Let me tell you something, when we are in a lot of stress, and suicidal thoughts come to our mind, we believe that is the real way out, but it is not.. you might think the problems end, but no, that's not true... it is only a selfish thought, you are only thinking about YOU, not the people around YOU (your family, your friends, your loved ones...)... now, remember that when we are walking with the LORD, we are not our owners or masters, we cannot make decisions like that, The LORD is only one who can decide who lives and who dies, not US...

God bless you

eve
11-17-2009, 02:52 PM
chema sooooo illuminated the fallacy of suicide because: none of us know the future! things are going to get better, all kinds of benefits are around the corner, decades of life are valuable ... but you'll miss out on all that if you cut your life short.

albraggs
11-17-2009, 02:53 PM
wow, thanks for sharing this, chemaeimc. I really appreciate it a lot. I have decide to see a counselor next semester in school. I will be praying with my prayer partner. Thanks again.

shekinahsmoke
11-17-2009, 02:59 PM
wow, thanks for sharing this, chemaeimc. I really appreciate it a lot. I have decide to see a counselor next semester in school. I will be praying with my prayer partner. Thanks again.
*super smile*

CHEMAelMC
11-17-2009, 03:21 PM
wow, thanks for sharing this, chemaeimc. I really appreciate it a lot. I have decide to see a counselor next semester in school. I will be praying with my prayer partner. Thanks again.

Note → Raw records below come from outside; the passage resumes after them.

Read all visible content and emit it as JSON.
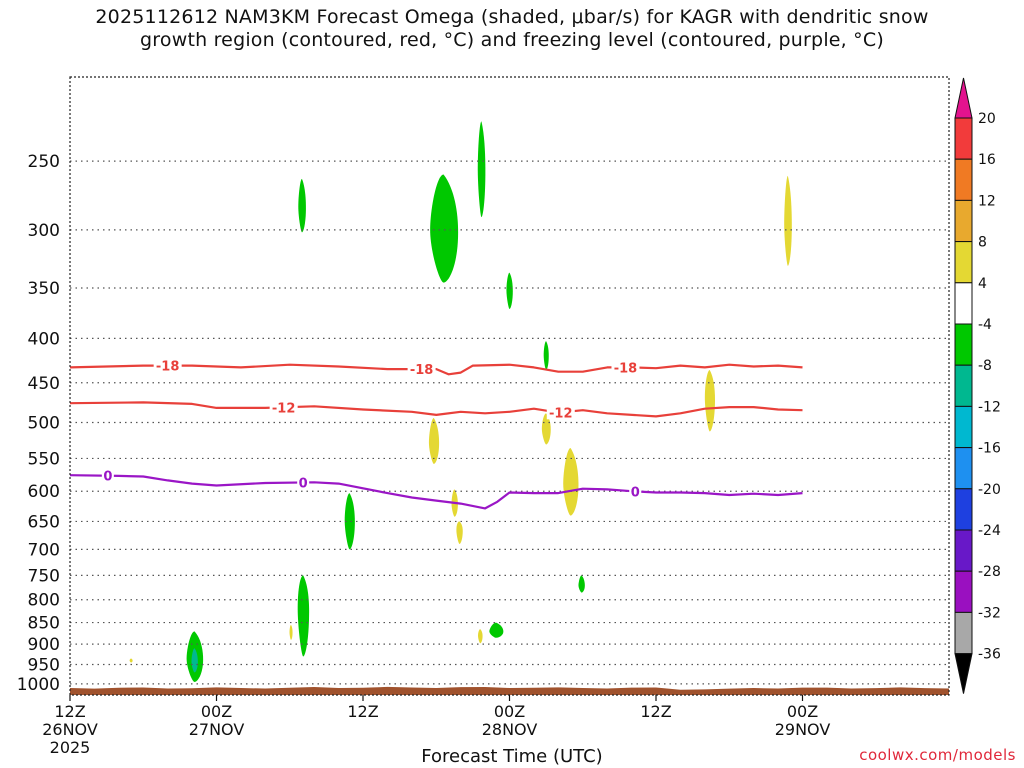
{
  "title_line1": "2025112612 NAM3KM Forecast Omega (shaded, μbar/s) for KAGR with dendritic snow",
  "title_line2": "growth region (contoured, red, °C) and freezing level (contoured, purple, °C)",
  "credit": "coolwx.com/models",
  "chart_data": {
    "type": "time-height",
    "xlabel": "Forecast Time (UTC)",
    "ylabel": "",
    "xlim_hours": [
      0,
      72
    ],
    "ylim_hpa": [
      1030,
      200
    ],
    "y_ticks": [
      250,
      300,
      350,
      400,
      450,
      500,
      550,
      600,
      650,
      700,
      750,
      800,
      850,
      900,
      950,
      1000
    ],
    "x_ticks": [
      {
        "hour": 0,
        "lines": [
          "12Z",
          "26NOV",
          "2025"
        ]
      },
      {
        "hour": 12,
        "lines": [
          "00Z",
          "27NOV"
        ]
      },
      {
        "hour": 24,
        "lines": [
          "12Z"
        ]
      },
      {
        "hour": 36,
        "lines": [
          "00Z",
          "28NOV"
        ]
      },
      {
        "hour": 48,
        "lines": [
          "12Z"
        ]
      },
      {
        "hour": 60,
        "lines": [
          "00Z",
          "29NOV"
        ]
      }
    ],
    "contours": [
      {
        "name": "dgz-minus18",
        "label": "-18",
        "color": "#e8403a",
        "label_hours": [
          8.0,
          28.8,
          45.5
        ],
        "points": [
          [
            0,
            432
          ],
          [
            6,
            430
          ],
          [
            10,
            430
          ],
          [
            14,
            432
          ],
          [
            18,
            429
          ],
          [
            22,
            431
          ],
          [
            26,
            434
          ],
          [
            30,
            434
          ],
          [
            31,
            440
          ],
          [
            32,
            438
          ],
          [
            33,
            430
          ],
          [
            36,
            429
          ],
          [
            38,
            432
          ],
          [
            40,
            437
          ],
          [
            42,
            437
          ],
          [
            44,
            432
          ],
          [
            46,
            432
          ],
          [
            48,
            433
          ],
          [
            50,
            430
          ],
          [
            52,
            432
          ],
          [
            54,
            429
          ],
          [
            56,
            431
          ],
          [
            58,
            430
          ],
          [
            60,
            432
          ]
        ]
      },
      {
        "name": "dgz-minus12",
        "label": "-12",
        "color": "#e8403a",
        "label_hours": [
          17.5,
          40.2
        ],
        "points": [
          [
            0,
            475
          ],
          [
            6,
            474
          ],
          [
            10,
            476
          ],
          [
            12,
            481
          ],
          [
            16,
            481
          ],
          [
            20,
            479
          ],
          [
            24,
            483
          ],
          [
            28,
            486
          ],
          [
            30,
            490
          ],
          [
            32,
            486
          ],
          [
            34,
            488
          ],
          [
            36,
            486
          ],
          [
            38,
            482
          ],
          [
            40,
            487
          ],
          [
            42,
            484
          ],
          [
            44,
            488
          ],
          [
            48,
            492
          ],
          [
            50,
            488
          ],
          [
            52,
            482
          ],
          [
            54,
            480
          ],
          [
            56,
            480
          ],
          [
            58,
            483
          ],
          [
            60,
            484
          ]
        ]
      },
      {
        "name": "freezing-level",
        "label": "0",
        "color": "#9a16c6",
        "label_hours": [
          3.1,
          19.1,
          46.3
        ],
        "points": [
          [
            0,
            575
          ],
          [
            4,
            576
          ],
          [
            6,
            577
          ],
          [
            8,
            583
          ],
          [
            10,
            588
          ],
          [
            12,
            591
          ],
          [
            16,
            587
          ],
          [
            20,
            586
          ],
          [
            22,
            588
          ],
          [
            26,
            603
          ],
          [
            28,
            610
          ],
          [
            30,
            615
          ],
          [
            32,
            620
          ],
          [
            34,
            628
          ],
          [
            35,
            617
          ],
          [
            36,
            602
          ],
          [
            38,
            603
          ],
          [
            40,
            603
          ],
          [
            42,
            596
          ],
          [
            44,
            597
          ],
          [
            46,
            600
          ],
          [
            48,
            602
          ],
          [
            50,
            602
          ],
          [
            52,
            603
          ],
          [
            54,
            606
          ],
          [
            56,
            604
          ],
          [
            58,
            606
          ],
          [
            60,
            603
          ]
        ]
      }
    ],
    "omega_shading": [
      {
        "value": -6,
        "color": "#00c800",
        "center_hour": 19.0,
        "center_hpa": 282,
        "half_width_hours": 0.3,
        "top_hpa": 262,
        "bottom_hpa": 302
      },
      {
        "value": -6,
        "color": "#00c800",
        "center_hour": 30.6,
        "center_hpa": 300,
        "half_width_hours": 1.1,
        "top_hpa": 259,
        "bottom_hpa": 345
      },
      {
        "value": -6,
        "color": "#00c800",
        "center_hour": 33.7,
        "center_hpa": 255,
        "half_width_hours": 0.3,
        "top_hpa": 225,
        "bottom_hpa": 290
      },
      {
        "value": -6,
        "color": "#00c800",
        "center_hour": 36.0,
        "center_hpa": 352,
        "half_width_hours": 0.25,
        "top_hpa": 336,
        "bottom_hpa": 370
      },
      {
        "value": -6,
        "color": "#00c800",
        "center_hour": 39.0,
        "center_hpa": 418,
        "half_width_hours": 0.2,
        "top_hpa": 403,
        "bottom_hpa": 435
      },
      {
        "value": -6,
        "color": "#00c800",
        "center_hour": 22.9,
        "center_hpa": 648,
        "half_width_hours": 0.4,
        "top_hpa": 603,
        "bottom_hpa": 700
      },
      {
        "value": -6,
        "color": "#00c800",
        "center_hour": 19.1,
        "center_hpa": 818,
        "half_width_hours": 0.45,
        "top_hpa": 750,
        "bottom_hpa": 930
      },
      {
        "value": -6,
        "color": "#00c800",
        "center_hour": 41.9,
        "center_hpa": 770,
        "half_width_hours": 0.25,
        "top_hpa": 750,
        "bottom_hpa": 785
      },
      {
        "value": -6,
        "color": "#00c800",
        "center_hour": 34.9,
        "center_hpa": 870,
        "half_width_hours": 0.55,
        "top_hpa": 850,
        "bottom_hpa": 885
      },
      {
        "value": -6,
        "color": "#00c800",
        "center_hour": 10.2,
        "center_hpa": 935,
        "half_width_hours": 0.65,
        "top_hpa": 870,
        "bottom_hpa": 995
      },
      {
        "value": -10,
        "color": "#00b890",
        "center_hour": 10.2,
        "center_hpa": 942,
        "half_width_hours": 0.25,
        "top_hpa": 910,
        "bottom_hpa": 970
      },
      {
        "value": 6,
        "color": "#e4d833",
        "center_hour": 58.8,
        "center_hpa": 295,
        "half_width_hours": 0.3,
        "top_hpa": 260,
        "bottom_hpa": 330
      },
      {
        "value": 6,
        "color": "#e4d833",
        "center_hour": 52.4,
        "center_hpa": 468,
        "half_width_hours": 0.4,
        "top_hpa": 435,
        "bottom_hpa": 512
      },
      {
        "value": 6,
        "color": "#e4d833",
        "center_hour": 29.8,
        "center_hpa": 527,
        "half_width_hours": 0.4,
        "top_hpa": 494,
        "bottom_hpa": 558
      },
      {
        "value": 6,
        "color": "#e4d833",
        "center_hour": 39.0,
        "center_hpa": 508,
        "half_width_hours": 0.35,
        "top_hpa": 488,
        "bottom_hpa": 530
      },
      {
        "value": 6,
        "color": "#e4d833",
        "center_hour": 41.0,
        "center_hpa": 588,
        "half_width_hours": 0.6,
        "top_hpa": 535,
        "bottom_hpa": 640
      },
      {
        "value": 6,
        "color": "#e4d833",
        "center_hour": 31.5,
        "center_hpa": 620,
        "half_width_hours": 0.25,
        "top_hpa": 597,
        "bottom_hpa": 642
      },
      {
        "value": 6,
        "color": "#e4d833",
        "center_hour": 31.9,
        "center_hpa": 665,
        "half_width_hours": 0.25,
        "top_hpa": 650,
        "bottom_hpa": 690
      },
      {
        "value": 6,
        "color": "#e4d833",
        "center_hour": 18.1,
        "center_hpa": 872,
        "half_width_hours": 0.12,
        "top_hpa": 855,
        "bottom_hpa": 890
      },
      {
        "value": 6,
        "color": "#e4d833",
        "center_hour": 33.6,
        "center_hpa": 880,
        "half_width_hours": 0.18,
        "top_hpa": 865,
        "bottom_hpa": 898
      },
      {
        "value": 6,
        "color": "#e4d833",
        "center_hour": 5.0,
        "center_hpa": 940,
        "half_width_hours": 0.12,
        "top_hpa": 935,
        "bottom_hpa": 945
      }
    ],
    "terrain": {
      "color": "#a0522d",
      "pressure_hpa": 1011
    },
    "colorbar": {
      "levels": [
        "20",
        "16",
        "12",
        "8",
        "4",
        "-4",
        "-8",
        "-12",
        "-16",
        "-20",
        "-24",
        "-28",
        "-32",
        "-36"
      ],
      "colors": [
        "#e3138e",
        "#f23b3b",
        "#f07a23",
        "#e8a92e",
        "#e4d833",
        "#ffffff",
        "#00c800",
        "#00b890",
        "#00b8d0",
        "#1e90f0",
        "#1e40e0",
        "#6818c8",
        "#9a10c0",
        "#a8a8a8",
        "#000000"
      ]
    }
  }
}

I PRAISE THE LORD THE LORD!!!

This is one of the reasons God allows us to go through hard times, I believe He does that so that we can help others that are going thru similar situations.... I once heard a preacher say that you cannot guide someone through the desert if you've never been in that desert yourself, using the example of Moses, and how Moses when he fled from Egypt went through the same desert he'd take the people of Israel through years later...

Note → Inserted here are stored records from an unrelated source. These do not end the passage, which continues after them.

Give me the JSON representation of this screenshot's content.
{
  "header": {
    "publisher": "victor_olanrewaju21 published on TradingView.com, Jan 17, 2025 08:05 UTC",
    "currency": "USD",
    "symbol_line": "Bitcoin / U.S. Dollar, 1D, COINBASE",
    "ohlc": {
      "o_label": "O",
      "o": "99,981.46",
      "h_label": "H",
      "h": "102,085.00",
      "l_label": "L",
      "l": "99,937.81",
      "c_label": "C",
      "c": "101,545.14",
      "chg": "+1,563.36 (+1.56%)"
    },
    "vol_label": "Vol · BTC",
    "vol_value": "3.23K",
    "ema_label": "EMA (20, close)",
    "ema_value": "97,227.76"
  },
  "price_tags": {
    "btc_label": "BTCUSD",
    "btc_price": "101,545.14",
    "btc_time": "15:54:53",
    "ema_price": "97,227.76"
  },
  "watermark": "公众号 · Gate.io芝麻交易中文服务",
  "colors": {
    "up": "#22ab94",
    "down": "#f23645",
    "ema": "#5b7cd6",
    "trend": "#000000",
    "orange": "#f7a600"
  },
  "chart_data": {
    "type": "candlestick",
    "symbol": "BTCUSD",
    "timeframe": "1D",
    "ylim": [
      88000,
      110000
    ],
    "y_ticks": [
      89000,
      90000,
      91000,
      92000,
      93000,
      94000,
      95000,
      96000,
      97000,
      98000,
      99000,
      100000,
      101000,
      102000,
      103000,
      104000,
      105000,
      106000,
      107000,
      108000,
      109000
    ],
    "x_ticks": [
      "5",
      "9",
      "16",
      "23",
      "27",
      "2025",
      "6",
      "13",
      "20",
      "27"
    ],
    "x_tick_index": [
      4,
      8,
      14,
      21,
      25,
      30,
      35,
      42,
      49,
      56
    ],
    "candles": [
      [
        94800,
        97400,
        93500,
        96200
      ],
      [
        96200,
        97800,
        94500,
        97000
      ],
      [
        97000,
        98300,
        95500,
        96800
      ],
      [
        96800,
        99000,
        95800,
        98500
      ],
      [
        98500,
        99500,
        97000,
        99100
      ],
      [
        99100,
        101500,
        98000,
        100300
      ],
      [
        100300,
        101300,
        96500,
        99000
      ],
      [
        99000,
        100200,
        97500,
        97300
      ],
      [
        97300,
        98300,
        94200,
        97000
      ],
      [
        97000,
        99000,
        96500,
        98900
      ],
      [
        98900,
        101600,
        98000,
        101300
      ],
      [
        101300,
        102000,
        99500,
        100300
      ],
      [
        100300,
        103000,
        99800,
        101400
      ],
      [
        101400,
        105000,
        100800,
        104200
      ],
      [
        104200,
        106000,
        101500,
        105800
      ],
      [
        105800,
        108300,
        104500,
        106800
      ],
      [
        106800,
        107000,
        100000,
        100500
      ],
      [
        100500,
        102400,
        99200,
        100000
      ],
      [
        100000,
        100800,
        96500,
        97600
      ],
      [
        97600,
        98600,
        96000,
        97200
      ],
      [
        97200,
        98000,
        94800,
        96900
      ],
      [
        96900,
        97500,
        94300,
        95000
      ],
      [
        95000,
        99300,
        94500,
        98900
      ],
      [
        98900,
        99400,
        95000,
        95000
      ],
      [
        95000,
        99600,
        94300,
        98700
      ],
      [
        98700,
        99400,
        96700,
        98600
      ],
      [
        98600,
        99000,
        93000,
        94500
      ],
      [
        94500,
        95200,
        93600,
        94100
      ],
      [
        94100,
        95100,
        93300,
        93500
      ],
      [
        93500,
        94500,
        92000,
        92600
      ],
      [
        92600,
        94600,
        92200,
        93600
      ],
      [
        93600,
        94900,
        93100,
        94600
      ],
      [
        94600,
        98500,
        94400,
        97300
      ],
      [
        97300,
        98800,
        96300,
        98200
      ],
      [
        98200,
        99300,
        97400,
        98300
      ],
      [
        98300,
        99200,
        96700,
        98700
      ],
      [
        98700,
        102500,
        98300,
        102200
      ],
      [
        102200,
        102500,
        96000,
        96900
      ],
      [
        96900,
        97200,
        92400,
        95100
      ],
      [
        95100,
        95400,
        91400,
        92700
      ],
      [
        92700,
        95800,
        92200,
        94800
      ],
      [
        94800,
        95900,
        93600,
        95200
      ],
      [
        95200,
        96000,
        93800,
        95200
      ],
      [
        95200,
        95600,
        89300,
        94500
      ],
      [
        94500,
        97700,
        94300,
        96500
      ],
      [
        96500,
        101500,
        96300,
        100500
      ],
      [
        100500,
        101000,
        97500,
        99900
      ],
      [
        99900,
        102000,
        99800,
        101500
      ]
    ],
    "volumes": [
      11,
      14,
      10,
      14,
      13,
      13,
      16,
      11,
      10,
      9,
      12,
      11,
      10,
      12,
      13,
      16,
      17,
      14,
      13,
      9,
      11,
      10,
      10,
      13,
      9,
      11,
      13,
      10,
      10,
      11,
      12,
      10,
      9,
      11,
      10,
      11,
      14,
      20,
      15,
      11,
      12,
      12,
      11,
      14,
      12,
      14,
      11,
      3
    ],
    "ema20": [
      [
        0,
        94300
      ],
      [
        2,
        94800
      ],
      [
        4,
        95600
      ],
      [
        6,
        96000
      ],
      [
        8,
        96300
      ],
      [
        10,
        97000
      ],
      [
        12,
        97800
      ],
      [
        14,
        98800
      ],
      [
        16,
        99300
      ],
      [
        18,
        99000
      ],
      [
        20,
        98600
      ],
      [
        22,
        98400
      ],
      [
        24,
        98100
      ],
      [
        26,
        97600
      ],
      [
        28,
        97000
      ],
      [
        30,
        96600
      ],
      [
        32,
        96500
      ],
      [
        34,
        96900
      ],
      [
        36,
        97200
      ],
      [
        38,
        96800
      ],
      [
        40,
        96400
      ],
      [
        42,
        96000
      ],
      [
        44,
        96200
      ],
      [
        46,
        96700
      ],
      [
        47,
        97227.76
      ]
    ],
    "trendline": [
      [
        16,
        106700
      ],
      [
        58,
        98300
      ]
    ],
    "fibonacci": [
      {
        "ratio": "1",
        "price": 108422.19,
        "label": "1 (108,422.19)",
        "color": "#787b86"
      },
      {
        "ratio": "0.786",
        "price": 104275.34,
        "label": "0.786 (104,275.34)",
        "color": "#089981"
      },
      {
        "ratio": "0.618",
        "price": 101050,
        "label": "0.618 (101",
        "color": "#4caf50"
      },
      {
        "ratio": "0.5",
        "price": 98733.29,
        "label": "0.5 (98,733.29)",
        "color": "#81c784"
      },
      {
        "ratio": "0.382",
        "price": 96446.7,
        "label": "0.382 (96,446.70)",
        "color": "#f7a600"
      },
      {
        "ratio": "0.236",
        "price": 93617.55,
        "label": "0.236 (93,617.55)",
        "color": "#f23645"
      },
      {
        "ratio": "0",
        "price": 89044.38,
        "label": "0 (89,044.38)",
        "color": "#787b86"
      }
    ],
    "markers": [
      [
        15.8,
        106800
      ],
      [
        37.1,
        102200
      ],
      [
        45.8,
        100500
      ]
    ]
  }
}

Listen to this (http://ditc.podomatic.com/entry/2006-08-15T17_12_21-07_00) sermon by a great Bible Scholar named Jacob Prasch. (one of my favorite Bible expositors), the sermon is called "The End of the Road", enjoy..

God bless you

d.hyde
11-17-2009, 03:56 PM
I thank God for all y'all. 4real.

albraggs
03-06-2010, 10:42 PM
I just wanted to say, that I finally was able to see my counselor. I was able to talk to her and tell her what has been going on. I am just praying that everything will work out. Thanks again for praying

albraggs
04-13-2010, 11:59 PM
Well, last semester was really hard for me. I was mentoring five girls, had two jobs and a full schedule and on top of that I was taking classes that were bringing up childhood issues that I thought I worked out. Going through counseling I realized a lot about myself. As a young girl I felt like I did not belong to anyone or that anyone loved me. I could not call my mom “mom,” lost my dad to cancer and while in school my peers made fun of me. I had to come home to deal with verbal abuse from my family. I felt like I could not run to anyone. Almost every day I came home asking God “why He put me on this earth.” I felt like there was no purpose of me being here so I wanted to kill myself, just wanted the pain to go away. I felt so ugly, unworthy, stupid, slow and invisible by everyone. I see now how my past as affected me and how I relate to people. I am closed off from people, can’t let people around me too long, because I have a fear of getting hurt and people leaving me. I felt like there was something wrong with me and I could not understand. I was so depressed and I hate who I was and what I looked like. I could not go outside or even look myself in the mirror. I’m not good building relationships and I find myself really lonely and it hurts a lot. I am afraid of people and I have anxieties when I am surrounded by people. Being in counseling, I had to face the truth and tell how I was feeling and that as a young woman I still felt like that little girl who was in pain. I was holding so much inside. I also come to realize a lot of lies I believed that I was told by people. I really seeking God and asking Him to free me every day. But I am just running to God, knowing that He loves me, and that I am not invisible to Him.

I will continue to see my counselor next semester….I thank God for you all. Thanks for caring and praying.